Star Wars - Among the Stars
Upon arriving in-system, a visitor is first drawn to the two suns in mutual orbit. Morasil was the first star to form. The ancient yellow sun is perhaps as old as the galaxy itself, and it has shrunk in its long lifetime. Alone, it produces a cold, dim light that cannot reach the asteroid belt. Its partner, Termadus, is a white dwarf star. Much younger than Morasil, it has nonetheless sped through its solar lifetime. Now it draws gases from the corona of Morasil, creating a gaseous haze between the two stars. Together, they give the luminous equivalent of a single bright star, creating a gravitational hyperspace shadow much larger than the realspace area taken by their orbits.

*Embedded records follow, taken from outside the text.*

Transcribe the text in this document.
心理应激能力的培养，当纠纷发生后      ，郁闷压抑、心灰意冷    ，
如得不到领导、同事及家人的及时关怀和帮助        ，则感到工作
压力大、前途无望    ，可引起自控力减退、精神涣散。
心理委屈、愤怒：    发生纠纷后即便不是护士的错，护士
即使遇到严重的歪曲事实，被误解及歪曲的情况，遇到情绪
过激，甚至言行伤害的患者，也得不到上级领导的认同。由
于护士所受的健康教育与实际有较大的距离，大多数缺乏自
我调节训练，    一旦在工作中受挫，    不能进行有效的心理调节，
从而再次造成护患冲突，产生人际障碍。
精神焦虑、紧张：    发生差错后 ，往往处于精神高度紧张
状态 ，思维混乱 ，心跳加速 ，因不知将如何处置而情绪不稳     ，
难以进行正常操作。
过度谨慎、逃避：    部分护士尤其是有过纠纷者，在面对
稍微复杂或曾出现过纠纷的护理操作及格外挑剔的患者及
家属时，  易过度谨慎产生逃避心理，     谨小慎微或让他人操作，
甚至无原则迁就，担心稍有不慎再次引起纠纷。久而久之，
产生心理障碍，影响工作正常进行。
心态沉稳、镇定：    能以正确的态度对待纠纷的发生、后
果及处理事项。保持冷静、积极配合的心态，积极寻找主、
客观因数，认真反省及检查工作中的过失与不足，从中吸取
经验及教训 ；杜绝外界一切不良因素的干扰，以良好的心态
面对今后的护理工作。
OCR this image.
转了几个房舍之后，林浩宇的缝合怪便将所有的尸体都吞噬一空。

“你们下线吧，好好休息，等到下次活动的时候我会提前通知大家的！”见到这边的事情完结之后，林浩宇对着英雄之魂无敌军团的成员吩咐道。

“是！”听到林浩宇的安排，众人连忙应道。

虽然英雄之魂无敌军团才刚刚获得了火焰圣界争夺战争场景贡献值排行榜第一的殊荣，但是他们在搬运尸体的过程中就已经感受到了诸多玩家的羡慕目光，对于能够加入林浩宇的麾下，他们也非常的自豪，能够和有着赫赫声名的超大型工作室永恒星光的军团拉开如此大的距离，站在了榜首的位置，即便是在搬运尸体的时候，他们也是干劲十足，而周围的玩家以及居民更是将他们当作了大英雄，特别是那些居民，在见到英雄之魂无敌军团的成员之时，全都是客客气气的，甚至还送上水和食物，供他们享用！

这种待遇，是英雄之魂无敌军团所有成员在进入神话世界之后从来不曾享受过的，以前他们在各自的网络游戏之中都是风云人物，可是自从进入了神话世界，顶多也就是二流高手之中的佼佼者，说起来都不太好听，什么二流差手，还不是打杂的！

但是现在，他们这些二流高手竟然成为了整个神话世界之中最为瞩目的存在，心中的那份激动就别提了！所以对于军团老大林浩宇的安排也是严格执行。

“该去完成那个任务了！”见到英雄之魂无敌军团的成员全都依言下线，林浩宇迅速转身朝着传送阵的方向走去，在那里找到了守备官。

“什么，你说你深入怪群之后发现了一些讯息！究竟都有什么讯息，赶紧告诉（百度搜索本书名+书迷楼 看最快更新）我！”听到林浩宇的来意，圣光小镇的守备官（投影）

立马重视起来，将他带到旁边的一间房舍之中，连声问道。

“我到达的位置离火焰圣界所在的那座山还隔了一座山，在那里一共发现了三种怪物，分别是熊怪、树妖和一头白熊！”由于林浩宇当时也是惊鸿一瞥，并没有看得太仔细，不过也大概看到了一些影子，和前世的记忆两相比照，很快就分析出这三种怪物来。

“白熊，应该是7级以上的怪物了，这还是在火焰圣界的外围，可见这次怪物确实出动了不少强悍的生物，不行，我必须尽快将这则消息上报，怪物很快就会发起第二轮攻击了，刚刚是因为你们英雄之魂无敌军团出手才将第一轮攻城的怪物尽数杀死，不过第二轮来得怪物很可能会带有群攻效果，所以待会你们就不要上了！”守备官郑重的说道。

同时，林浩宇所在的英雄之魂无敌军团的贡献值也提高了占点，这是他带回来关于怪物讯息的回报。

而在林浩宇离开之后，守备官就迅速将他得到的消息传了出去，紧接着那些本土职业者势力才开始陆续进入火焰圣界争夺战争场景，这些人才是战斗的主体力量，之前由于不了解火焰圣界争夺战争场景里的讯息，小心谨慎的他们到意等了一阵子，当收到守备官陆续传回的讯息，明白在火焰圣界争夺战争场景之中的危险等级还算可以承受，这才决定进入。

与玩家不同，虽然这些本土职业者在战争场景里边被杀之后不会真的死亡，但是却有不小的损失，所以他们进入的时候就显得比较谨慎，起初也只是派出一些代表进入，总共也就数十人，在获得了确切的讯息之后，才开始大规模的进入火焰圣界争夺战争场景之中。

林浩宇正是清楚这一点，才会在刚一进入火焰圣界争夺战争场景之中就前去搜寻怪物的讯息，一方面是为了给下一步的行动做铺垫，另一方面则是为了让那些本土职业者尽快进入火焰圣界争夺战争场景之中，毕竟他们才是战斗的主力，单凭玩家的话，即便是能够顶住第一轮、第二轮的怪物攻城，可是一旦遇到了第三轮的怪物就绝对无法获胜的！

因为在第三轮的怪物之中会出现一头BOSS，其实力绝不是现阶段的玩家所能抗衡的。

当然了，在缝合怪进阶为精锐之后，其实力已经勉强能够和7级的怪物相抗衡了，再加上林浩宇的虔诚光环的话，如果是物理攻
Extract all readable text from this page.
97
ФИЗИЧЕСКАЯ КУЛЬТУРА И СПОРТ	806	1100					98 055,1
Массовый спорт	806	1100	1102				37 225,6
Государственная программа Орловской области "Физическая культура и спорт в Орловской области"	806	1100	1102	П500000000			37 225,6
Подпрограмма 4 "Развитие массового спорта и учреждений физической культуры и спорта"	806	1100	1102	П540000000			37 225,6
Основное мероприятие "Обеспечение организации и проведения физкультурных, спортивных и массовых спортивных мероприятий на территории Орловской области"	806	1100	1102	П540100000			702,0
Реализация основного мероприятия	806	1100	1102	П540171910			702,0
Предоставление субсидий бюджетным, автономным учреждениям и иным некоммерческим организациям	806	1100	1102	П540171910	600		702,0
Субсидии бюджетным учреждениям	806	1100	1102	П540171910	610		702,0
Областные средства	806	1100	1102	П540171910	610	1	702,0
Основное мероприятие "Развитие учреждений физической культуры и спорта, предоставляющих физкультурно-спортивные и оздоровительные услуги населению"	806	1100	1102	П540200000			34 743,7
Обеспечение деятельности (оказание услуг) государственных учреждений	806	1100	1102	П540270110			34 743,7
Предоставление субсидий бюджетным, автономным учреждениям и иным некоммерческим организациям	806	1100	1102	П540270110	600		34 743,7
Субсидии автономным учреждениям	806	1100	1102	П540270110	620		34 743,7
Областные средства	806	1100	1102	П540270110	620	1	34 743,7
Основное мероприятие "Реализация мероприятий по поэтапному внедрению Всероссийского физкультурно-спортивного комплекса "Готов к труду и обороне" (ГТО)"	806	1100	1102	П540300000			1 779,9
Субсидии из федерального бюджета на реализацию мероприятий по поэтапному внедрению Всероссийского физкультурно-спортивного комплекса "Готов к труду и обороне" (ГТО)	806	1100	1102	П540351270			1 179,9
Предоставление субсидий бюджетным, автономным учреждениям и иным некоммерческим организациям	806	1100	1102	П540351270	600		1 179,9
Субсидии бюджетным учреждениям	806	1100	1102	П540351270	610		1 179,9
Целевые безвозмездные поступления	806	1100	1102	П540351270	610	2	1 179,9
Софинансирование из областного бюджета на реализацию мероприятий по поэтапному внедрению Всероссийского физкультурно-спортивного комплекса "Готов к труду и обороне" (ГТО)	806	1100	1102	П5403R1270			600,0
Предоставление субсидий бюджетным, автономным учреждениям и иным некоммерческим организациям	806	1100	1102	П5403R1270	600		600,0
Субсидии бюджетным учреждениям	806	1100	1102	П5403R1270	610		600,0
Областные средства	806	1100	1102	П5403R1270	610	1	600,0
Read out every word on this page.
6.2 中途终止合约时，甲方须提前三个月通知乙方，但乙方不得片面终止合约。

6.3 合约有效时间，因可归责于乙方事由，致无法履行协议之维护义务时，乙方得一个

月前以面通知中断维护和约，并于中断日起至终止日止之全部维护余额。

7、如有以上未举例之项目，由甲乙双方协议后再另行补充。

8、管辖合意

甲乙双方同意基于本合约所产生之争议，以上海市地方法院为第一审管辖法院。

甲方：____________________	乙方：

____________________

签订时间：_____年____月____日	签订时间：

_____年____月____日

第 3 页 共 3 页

Though the Cularin system has easy access to the Corellian Spine Trade Route, it has only recently attracted attention from the galaxy at large. The reason for this apparent isolation lies in the strange gravitic anomalies found there. First, the cores of three of the planets are extremely dense, resulting in larger hyperspace gravity reflections than the bodies would normally generate. The larger gravity wells overlap periodically in hyperspace, making the disturbance even worse. Making jumps into the Cularin system under these conditions is extremely difficult for normal nav computer programs, but it can be done.
Gravity reflections within the system are not the only problem. The whole system is surrounded by a dense cloud of comets, remnants from the system’s formation. Most have dense cores similar to the heavier planets in the system, and as they pursue their erratic courses, they interact with each other. Occasionally they collide, showering frozen debris and creating smaller comets that take their place in the strange cosmic dance.
Because of these two dangers, the safest way to travel to the system is to arrive at a point just outside the comet cloud, read the current behavior of the comets, and then make the calculations for a second jump into the system itself. Larger ships arrive at the outside edge of the asteroid belt and proceed with sublight engines to their final destinations.